I wait for a few minutes after getting onto the bus and then I look at my phone. No texts. I am used to this happening, but I needed to talk to someone.
I call Tayle and wait. Finally, she answered.
“What is it?” She sounds annoyed.
“Sorry, I meant to call someone else.” I lie. no one wants to be my friend anymore.
I hang up before she can say anything. A few kids in the seat in front of me had turned to watch me. I pretend to ignore them and I start tapping the screen as if I was texting or posting something on social media and the turned back around in their seats.
I am so embarrassed. I’m never going to call someone on the bus again.
Finally, the bus arrives at school and I do my best to stay out of peoples way. I get to my locker and open it. 1-2-4-9, click. I pull the lock off my locker and pull out my notebooks, trying not to let anything fall out of my binder.
I walk to math and sit at my desk in the back of the room. I pull out my school Chromebook and put in earphones. I want to be ignored. I go to YouTube and go to Endlesslycrazy’s youtube page. I love her stuff, everything a Voltron/Percy Jackson/ Dr. who fangirl would need. I watch her latest speedpaint as class starts.
I stand up to say the pledge of allegiance than I sit and ignore everything happening around me. I watch Voltron edits and fans going on and on about how awful Rick’s Percy Jackson art is and how fanart was way better.
When the bell rings I stand up and put away my Chromebook. I look at my phone, but no one has sent me a text. I go to Science and do the same things I did in math, Only looking up to copy the notes the teacher writes on the board.

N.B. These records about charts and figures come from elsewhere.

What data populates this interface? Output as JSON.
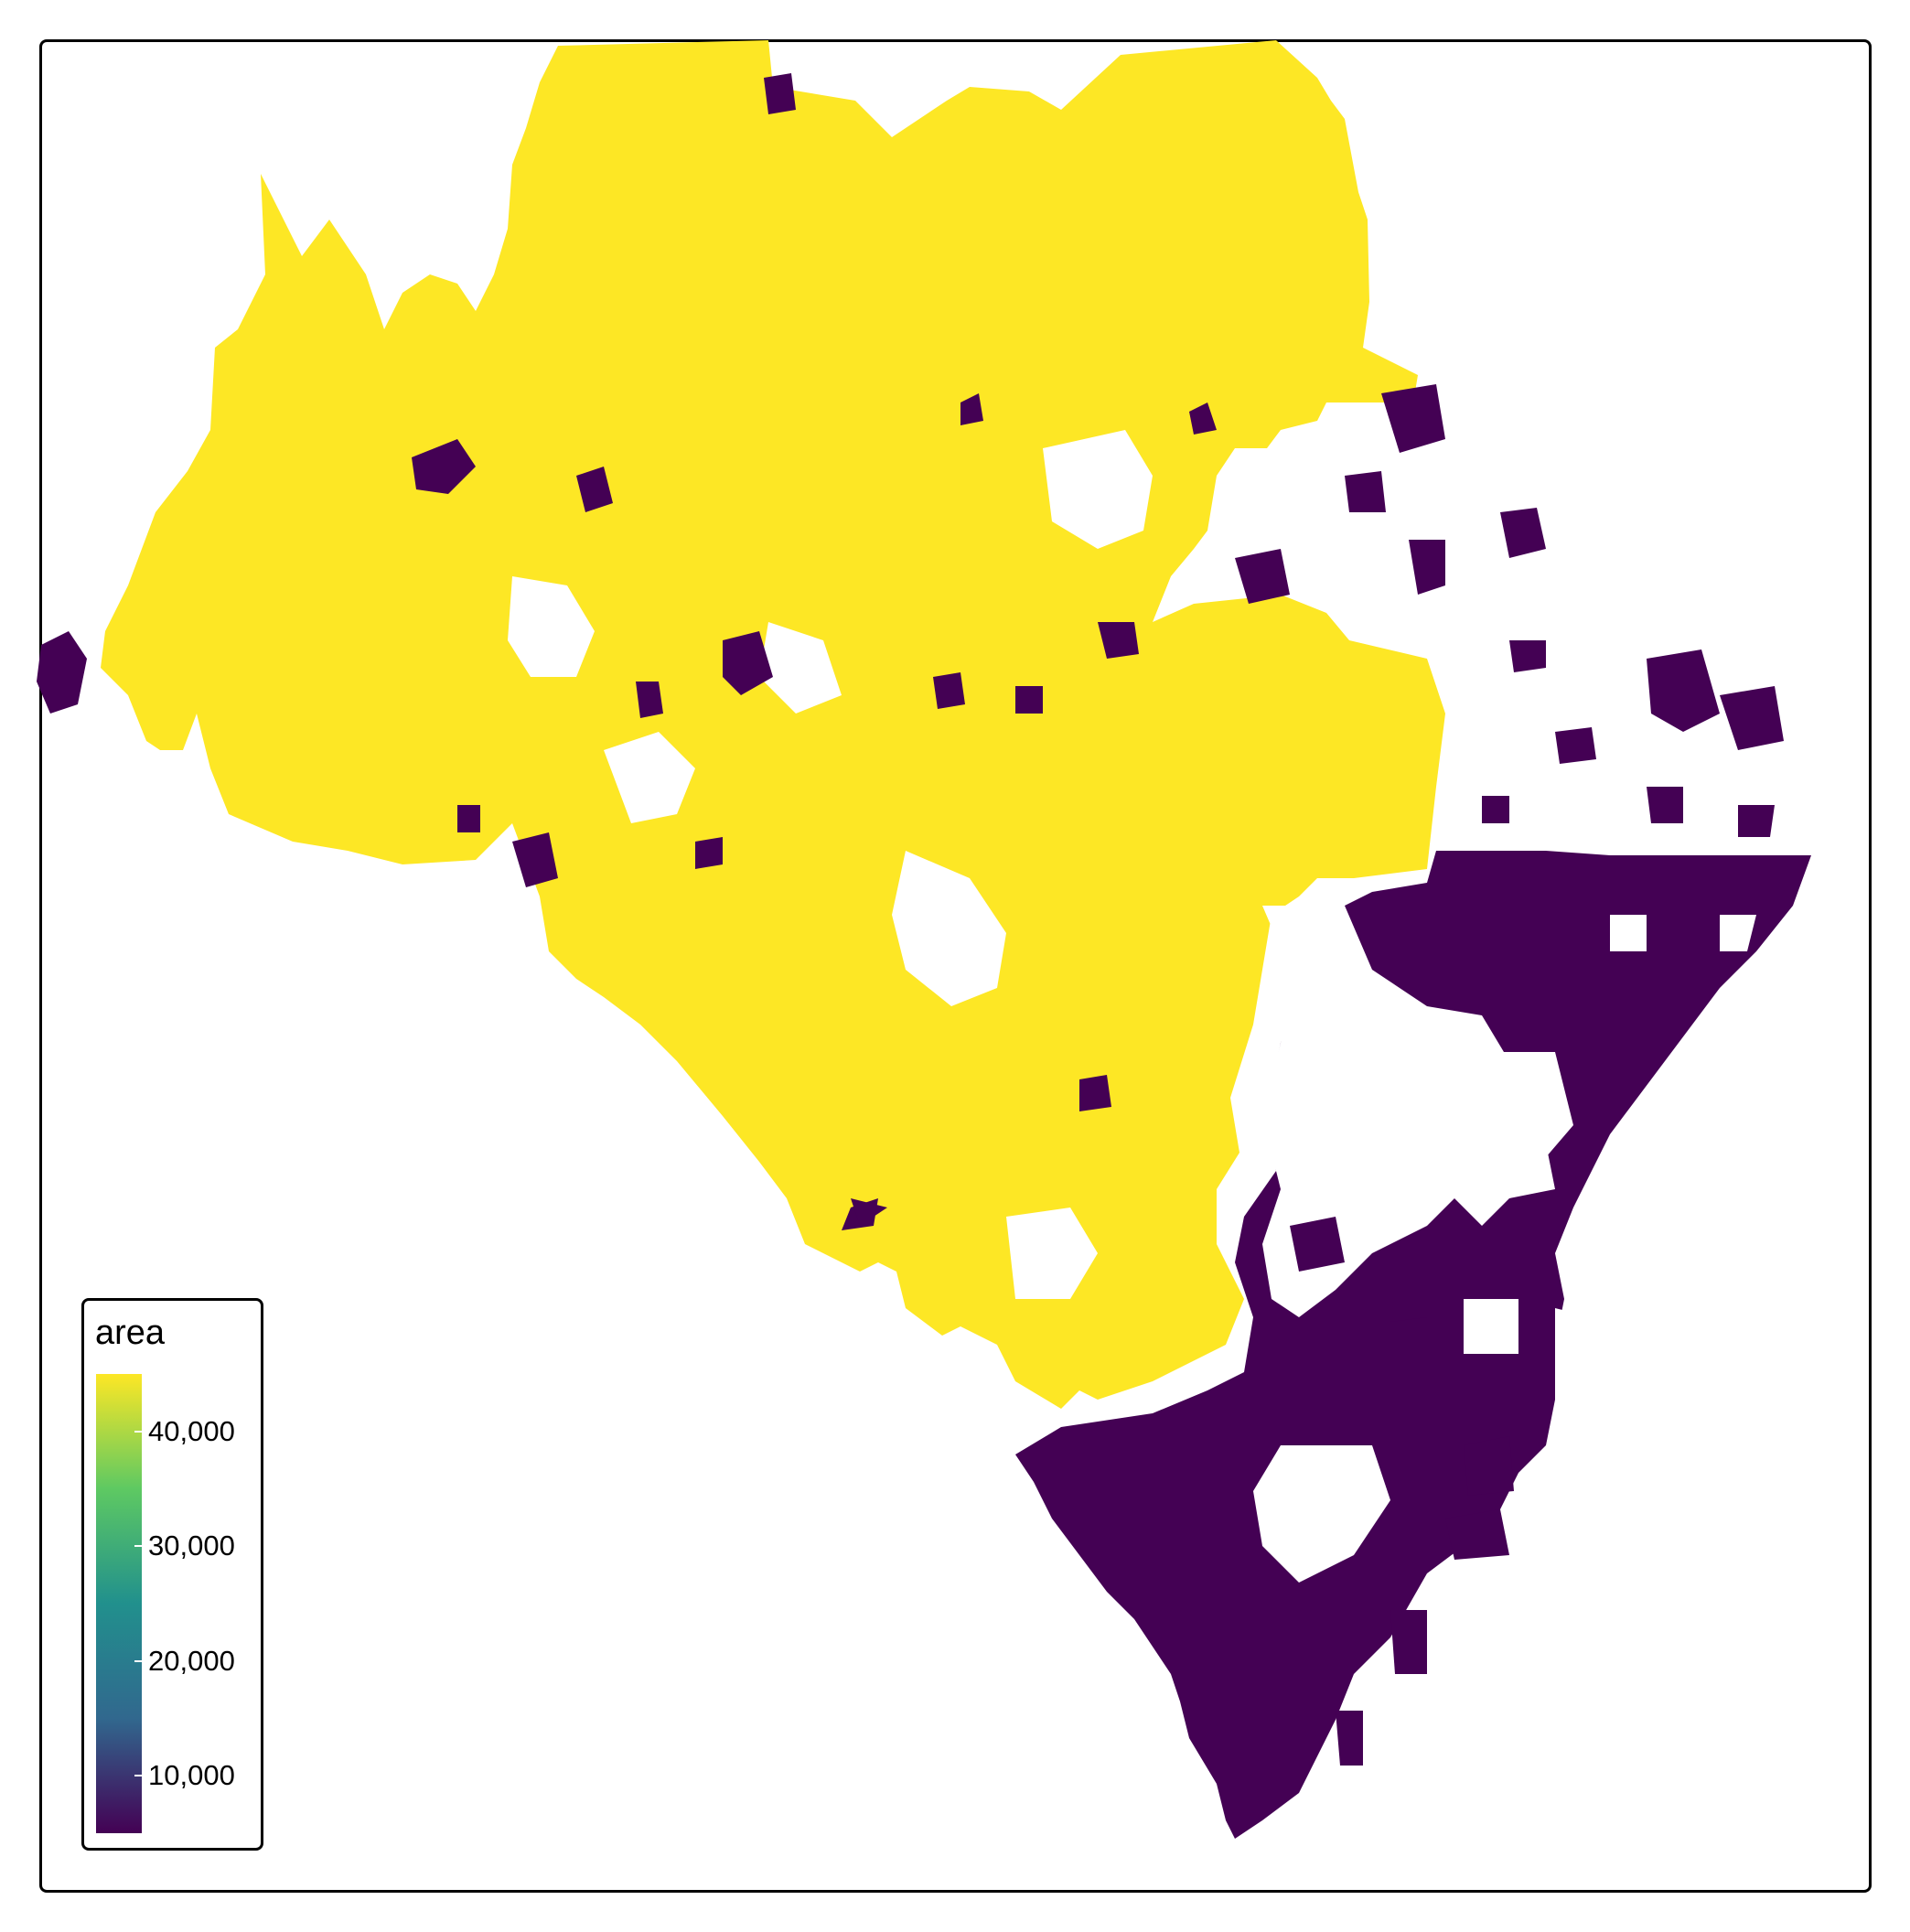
{
  "legend": {
    "title": "area",
    "ticks": [
      {
        "label": "40,000",
        "value": 40000
      },
      {
        "label": "30,000",
        "value": 30000
      },
      {
        "label": "20,000",
        "value": 20000
      },
      {
        "label": "10,000",
        "value": 10000
      }
    ],
    "range": [
      5000,
      45000
    ],
    "gradient": [
      "#440154",
      "#31688e",
      "#21908d",
      "#5ec962",
      "#fde725"
    ]
  },
  "colors": {
    "high": "#fde725",
    "low": "#440154",
    "frame": "#000000",
    "background": "#ffffff"
  }
}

The bell rings again and I make my way to History. I do the same as I did in my previous classes, watched my favorite actors in their best scenes and more Voltron edits, Panic at the Disco blasting in my ears. Still no texts.
When the class came to an end Mrs. Henry asked me to come to her desk. I walked up and Mrs. Henry smiled at me.
“What do you need?”
“I need to talk to you, Monica. Are you okay? You’ve been acting strange the past weeks.”
I didn't answer.
“Monica, lately ignored your teachers, haven't eaten lunch, and your grades are going down. What's the matter?”
The truth was that I was lonely. I was distracting myself from the pain of being alone.
“Nothings wrong, thanks for the concern.” I left before Mrs. Henry could say anything.
That night I stayed awake for hours. I looked at fanart and watched funny videos. Nothing could cover the loneliness anymore. Once upon a time, I would just watch a cute video of my OPT (Lotora if you have to know) Being cute together and attacking each other (long story) or a video of dumb cats jumping into the wall to cheer myself up. Now, none of that stuff worked anymore.
I finally gave up and turned off the lights, pulling my dog, Matt, into the blankets with me. My only friend. An overgrown Pomeranian.
The next day was normal. Watching videos and watching for texts that would never come. When I got home no one was there.
I walked into the kitchen and sat on the table. There was a chef knife lying on a cutting board next to me and I stared at it. It could all end right now. I wouldn't need to deal with the loneliness anymore. It could all end. I picked it up and my phone vibrated, causing me to drop the knife onto the floor.
I pulled out my phone with shaking hands and looked at the screen.
Was this really happening?
Me: Who is this?
(234)345-324: Travis. I go to school with you.
Me: What do you want?
Travis: To talk with you.
Travis: I live across the street from you. Do you want to come over? My sister just made cookies.
I couldn't believe this was happening. Was this real?
Me: Sure. Just a sec.
I texted my mom that I wouldn't be home and I got off the table. I looked to the floor at the knife. I picked it up with two fingers and tossed it into the sink.
I had a great time at Travis house. We played video games and ate cookies with his sister Candice until my mom texted me for dinner. We hung out a lot after that. I often called him a lifesaver. I don't think he ever realized how true that was. I still felt alone a lot. But I had Travis and his older sister to help me when I was alone.
I'm glad I didn't take my life that day. But I would have if one boy hadn't spoken up and tried to be my friend. That's all it took. One normal boy. My lifesaver.
Author Notes: One conversation, one text, one hello, could save someone. Don't forget anyone.